The Islamic State of Iraq and Syria, a radical Islamist organization even al Qaeda shuns for being too extreme, now controls the northwestern third of Iraq, having captured the cities of Mosul and Tikrit, and is advancing toward Baghdad. ISIS has a centralized bureaucracy, a large, disciplined militia and an ability to sell oil on international markets. In effect, the group has formed the basis of a new, radical Sunni state -- one that has even rendered the official border between Iraq and Syria obsolete.
For President Barack Obama, whose opposition to American involvement in Iraq helped define his national political career, Iraq has re-emerged as a major headache, a country whose violent divisions he has been unable to escape. Obama based his campaign for president in 2008 on the fact that he, unlike primary opponent Hillary Clinton or Republican John McCain, had understood from the beginning that the Iraq War was a mistake. In a speech he delivered that March in Fayetteville, North Carolina, then-Sen. Obama said “the central front in the war against terror is not Iraq, and it never was.”
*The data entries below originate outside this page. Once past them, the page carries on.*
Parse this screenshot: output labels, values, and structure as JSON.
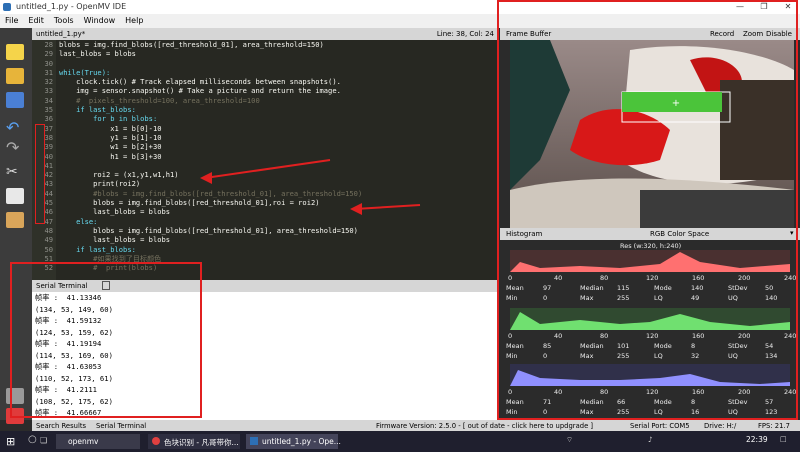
{
  "window": {
    "title": "untitled_1.py - OpenMV IDE",
    "controls": [
      "—",
      "❐",
      "✕"
    ]
  },
  "menu": [
    "File",
    "Edit",
    "Tools",
    "Window",
    "Help"
  ],
  "editor": {
    "file_tab": "untitled_1.py*",
    "position": "Line: 38, Col: 24",
    "line_numbers": [
      "28",
      "29",
      "30",
      "31",
      "32",
      "33",
      "34",
      "35",
      "36",
      "37",
      "38",
      "39",
      "40",
      "41",
      "42",
      "43",
      "44",
      "45",
      "46",
      "47",
      "48",
      "49",
      "50",
      "51",
      "52"
    ],
    "lines": [
      "blobs = img.find_blobs([red_threshold_01], area_threshold=150)",
      "last_blobs = blobs",
      "",
      "while(True):",
      "    clock.tick() # Track elapsed milliseconds between snapshots().",
      "    img = sensor.snapshot() # Take a picture and return the image.",
      "    #  pixels_threshold=100, area_threshold=100",
      "    if last_blobs:",
      "        for b in blobs:",
      "            x1 = b[0]-10",
      "            y1 = b[1]-10",
      "            w1 = b[2]+30",
      "            h1 = b[3]+30",
      "",
      "        roi2 = (x1,y1,w1,h1)",
      "        print(roi2)",
      "        #blobs = img.find_blobs([red_threshold_01], area_threshold=150)",
      "        blobs = img.find_blobs([red_threshold_01],roi = roi2)",
      "        last_blobs = blobs",
      "    else:",
      "        blobs = img.find_blobs([red_threshold_01], area_threshold=150)",
      "        last_blobs = blobs",
      "    if last_blobs:",
      "        #如果找到了目标颜色",
      "        #  print(blobs)"
    ]
  },
  "serial": {
    "tabs": [
      "Serial Terminal"
    ],
    "lines": [
      "帧率 :  41.13346",
      "(134, 53, 149, 60)",
      "帧率 :  41.59132",
      "(124, 53, 159, 62)",
      "帧率 :  41.19194",
      "(114, 53, 169, 60)",
      "帧率 :  41.63053",
      "(110, 52, 173, 61)",
      "帧率 :  41.2111",
      "(108, 52, 175, 62)",
      "帧率 :  41.66667"
    ]
  },
  "bottom_tabs": [
    "Search Results",
    "Serial Terminal"
  ],
  "framebuffer": {
    "title": "Frame Buffer",
    "buttons": [
      "Record",
      "Zoom",
      "Disable"
    ]
  },
  "histogram": {
    "title": "Histogram",
    "colorspace": "RGB Color Space",
    "resolution": "Res (w:320, h:240)",
    "axis": [
      "0",
      "40",
      "80",
      "120",
      "160",
      "200",
      "240"
    ],
    "stats": [
      {
        "color": "#ff6060",
        "r1": [
          "Mean",
          "97",
          "Median",
          "115",
          "Mode",
          "140",
          "StDev",
          "50"
        ],
        "r2": [
          "Min",
          "0",
          "Max",
          "255",
          "LQ",
          "49",
          "UQ",
          "140"
        ]
      },
      {
        "color": "#60e060",
        "r1": [
          "Mean",
          "85",
          "Median",
          "101",
          "Mode",
          "8",
          "StDev",
          "54"
        ],
        "r2": [
          "Min",
          "0",
          "Max",
          "255",
          "LQ",
          "32",
          "UQ",
          "134"
        ]
      },
      {
        "color": "#8080ff",
        "r1": [
          "Mean",
          "71",
          "Median",
          "66",
          "Mode",
          "8",
          "StDev",
          "57"
        ],
        "r2": [
          "Min",
          "0",
          "Max",
          "255",
          "LQ",
          "16",
          "UQ",
          "123"
        ]
      }
    ]
  },
  "statusbar": {
    "firmware": "Firmware Version: 2.5.0 - [ out of date - click here to updgrade ]",
    "serial_port": "Serial Port: COM5",
    "drive": "Drive: H:/",
    "fps": "FPS:  21.7"
  },
  "taskbar": {
    "search": "openmv",
    "apps": [
      "色块识别 - 凡哥带你...",
      "untitled_1.py - Ope..."
    ],
    "time": "22:39"
  }
}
Six and a half years later, this statement is no longer true.
For the Obama administration, which withdrew the last U.S. forces from Iraq in December 2011, the emergence of ISIS marks a significant setback. Iraq is not “sovereign, stable, and self-reliant” as the president claimed it was then, and the state now appears on the verge of complete collapse.
What accounts for this failure? First, it is important to examine the role of Nouri Kamal al-Maliki, who has served as Iraq’s prime minister since 2005. During his tenure al-Maliki, a Shi'a Muslim, pledged to include more members of Iraq’s Sunni minority into the government and military, providing them with a stake in the viability of the Iraqi state. But he has largely failed to do this, leaving a marginalized and resentful Sunni population susceptible to the lure of radical groups. This decision undermined a central goal of the U.S. mission in Iraq.
“It’s so easy to blame everything on the U.S.,” said Judith S. Yaphe, a Middle East scholar at National Defense University. “But the Americans tried to insist on integration, and the Iraqis resisted.”
The situation in neighboring Syria has also had a major spillover effect. Originally a civil conflict pitting President Bashar al-Assad against an array of domestic forces, the Syrian war is now a regional issue, one that has upended national divisions. ISIS, an offshoot of al Qaeda in Iraq, a radical Sunni militia headed by Abu Musab al-Zarqawi until his death in 2006, stepped into the vacuum caused by Syria’s disintegration, recruiting and training militants from around the world. Having grown in size and sophistication, ISIS crossed into Iraq and easily routed Iraqi forces, which dissolved despite being well-equipped with American weapons. So the Sunni insurgency that raged across Iraq in 2005 and 2006 has effectively now merged with one in neighboring Syria.
Whether or not his policies contributed to the current mess in Iraq, it is nonetheless Obama’s responsibility to craft an American response. Maliki has asked Washington to come to his aid with air strikes, but Obama has so far refused -- the president has merely said on Thursday that his administration is “reviewing options.” This deliberation has frustrated his critics, who have accused the administration of lacking direction.
But the biggest obstacle to intervention in Iraq may be public apathy in the United States. Exhaustion from almost 13 years of war in Afghanistan, combined with presistent economic concerns, have led Americans to turn inward -- a stark contrast from the public mood surrounding President George W. Bush’s invasion in 2003.
Nevertheless, Obama’s triumphant withdrawal from Iraq -- an accomplishment he trumpeted during his successful re-election effort in 2012 -- now appears, more than ever, to have been premature.